Marriage "does not solely have a religious meaning" / "is not solely a religious rite" because it pre-dates all existing religions. The fact that religions took marriages TOO doesn't mean they do not / cannot exist outside of religion.

As an Agnostic, I hope the day comes when Religions will give up their bogus claims on things that exist outside their scope.
 
Really interesting ideas in this thread about what transformations would need to happen to support poly unions.

One thing I'm curious about is people's use of the word "not legal". Like "you can have a commitment ceremony between three people, but it's not legal."

I assume people mean that it does not have any legal effect, rather than it is an illegal act.

I know that there are sad stories of non-monogamy being used in custody disputes with children, as an example of the unsuitability of an adult to parent. And obviously in many places if you tried to legally marry more than one person, that would be the crime of bigamy.

Apart from this, are there any other legal risks of multi-partner cohabiting / "marrying" (in the non-legal sense)?

A slightly different question to "how is this not supported by law"?

My feeling is that you don't get a bunch of automatic benefits, but many of these you can create yourself with various legal instruments. It's nowhere near perfect, but it's somewhat possible. And there's nothing legally stopping you, in most countries, creating the relationship or family life you want. Provided you aren't hurting or abusing anyone.

Maybe I'm naive! Looking forward to the different ways society will do things in the future, though.
 
(* I think that lack of a decent verb to describe "getting a civil union" is probably a good enough reason to keep using the word "marriage", tbh!)
I've been known to mock the French tendency for old-fashioned language purism, but you have to leave it to speakers of French to be ahead of both English and German speakers in this way: "se pacser" ("getting a PACS", the French version of CU) has already become a fully regular and natural sounding French verb, distinct from "se marier" ("getting married"). :)

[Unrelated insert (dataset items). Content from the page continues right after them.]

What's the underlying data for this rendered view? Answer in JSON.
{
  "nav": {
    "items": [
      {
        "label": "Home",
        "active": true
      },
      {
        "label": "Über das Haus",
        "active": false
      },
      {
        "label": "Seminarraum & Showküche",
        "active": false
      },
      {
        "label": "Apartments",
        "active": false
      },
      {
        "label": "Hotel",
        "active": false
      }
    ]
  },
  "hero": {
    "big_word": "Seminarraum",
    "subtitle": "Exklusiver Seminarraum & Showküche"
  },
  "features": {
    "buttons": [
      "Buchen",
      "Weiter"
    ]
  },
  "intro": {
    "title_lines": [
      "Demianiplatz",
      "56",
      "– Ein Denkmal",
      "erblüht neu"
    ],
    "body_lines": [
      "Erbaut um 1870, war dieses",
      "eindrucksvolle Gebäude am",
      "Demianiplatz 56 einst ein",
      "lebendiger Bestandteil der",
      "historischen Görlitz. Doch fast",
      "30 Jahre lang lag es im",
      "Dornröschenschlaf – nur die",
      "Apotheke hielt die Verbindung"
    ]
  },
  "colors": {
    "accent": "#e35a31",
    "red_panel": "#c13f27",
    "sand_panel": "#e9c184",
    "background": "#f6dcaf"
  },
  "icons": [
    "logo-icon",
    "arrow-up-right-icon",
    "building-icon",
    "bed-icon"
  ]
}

And no they weren't "the exact same statement". In one (yours) its a sacrament to Catholics for everyone. In mine it's a sacrament to Catholics only. Non Catholics don't believe that Catholicism is non-existent, they believe it and it's tenets are irrelevant... because to the non-Catholics they ARE irrelevant.
The fact is, it most definitely is a sacrament to Catholics for everyone (at least for everyone who is not either completely naive/uneducated, nor in denial of real world facts to the point of delusionality). Fullstop. It's simple not a matter of opinion, it's one of cold, hard facts.

People who say "it is not a sacrament for Catholics" are factually wrong, utterly regardless of whether they themselves are Catholics or not. Their false opinion is absolutely safe to be disregarded. They do not have their facts straight; their misgivings do not and should not matter in reasonable, logical discourse.

So, yeah, I may have given you too much credit in calling them the exact same statement. The statement you intended to make is simply false, while mine is true; only when interpreted as exactly paraphrasing my statement does your statement stop being false.


Marriage existed before Christianity.
[...]
Marriage "does not solely have a religious meaning" / "is not solely a religious rite" because it pre-dates all existing religions. The fact that religions took marriages TOO doesn't mean they do not / cannot exist outside of religion.
While true, these statements are utterly irrelevant to the points I made. They do not change the fact that my statements are 100% correct.